2016-11-17

SDG Dialogue Event Explores Ties between Science & Policymaking


On 13 October 2016, as part of its SDG Dialogue series, UNU-IAS organized a discussion on Regional Institutions & the SDGs: Science, Policy & Capacity Building. The event brought together researchers and practitioners to discuss how the global 2030 Agenda for Sustainable Development and its SDGs can be translated into regional and national priorities in the Asia-Pacific region. It was organized in cooperation with the Sustainable Development Solutions Network Japan (SDSN Japan) and the Global Environment Outreach Centre (GEOC).

 

Farai Kapfudzaruwa (UNU-IAS) opened the event by providing the audience with an overview of science–policy links in the context of regional institutions.
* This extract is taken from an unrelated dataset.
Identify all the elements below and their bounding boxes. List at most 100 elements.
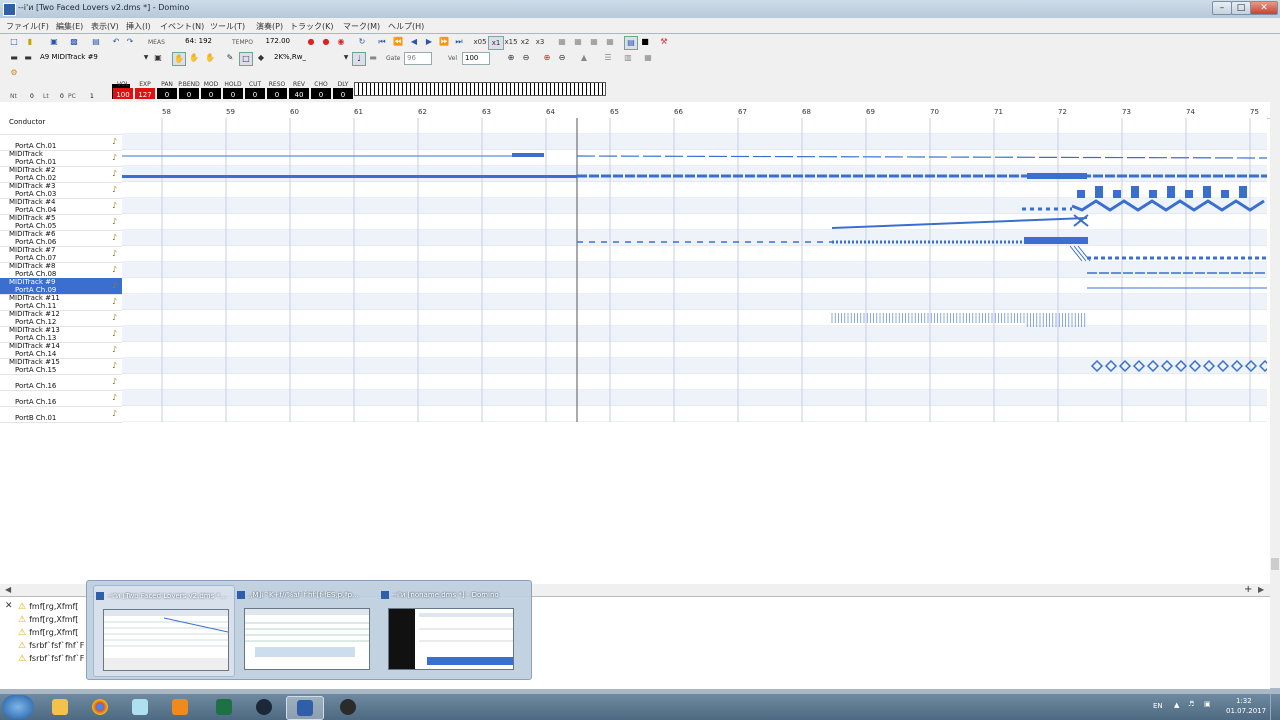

This was followed by a keynote speech delivered by Katinka Weinberger, Chief of the Environment and Development Policy Section of the UN Economic and Social Commission for Asia and the Pacific (UNESCAP). She pointed out the importance of regionally specific solutions, and the role for scientists to play in shaping policies to tackle the key challenges of the 2030 Agenda. She concluded by suggesting that regional science–policy interfaces could be strengthened through, for example, the creation of regional networks of academic institutions and think tanks, or through formal engagement of academic institutions in regional follow-up and review processes.

 

In the panel discussion that followed, Shunji Matsuoka (Professor, Graduate School of Asia Pacific Studies, Waseda University) linked the current discourse about the SDGs to previous regional environmental policymaking in East Asia, and suggested valuable lessons for the future. Prof. Atsushi Ishii (Associate Professor, Centre for Northeast Asian Studies, Tohoku University) stressed that integration of the SDGs in the Asian context could be very difficult, and that a possible way forward could include the co-production of research for the SDGs with policymakers and other stakeholders, while UNESCAP could facilitate such a process and lend legitimacy to the co-produced outcomes.

 

The last presentation was given by Hein Mallee (Director of the Regional Centre for Future Earth in Asia and Professor at the Research Institute for Humanity and Nature), who stressed that the SDGs were an opportunity to engage scientists, but that the existing formal and informal institutional diversity in the region was challenging. Interactive discussion with the audience revolved around questions such as UNESCAP’s capacity to facilitate research-based policymaking, the responsibility of scientists to improve the current set of SDGs, the process of delivering a regional indicator list for the SDGs, and the importance of maintaining academic freedom, while ensuring transparency in the selection of stakeholders and the process of co-production. In his concluding remarks, Norichika Kanie (Professor, Graduate School of Media and Governance, Keio University; and Senior Research Fellow, UNU-IAS) emphasized that nodes for regional dialogue, such as the Asia-Pacific Forum, were important and that much more research was needed on the institutional landscape, including how informal networks of scientists might be linked to formal networks.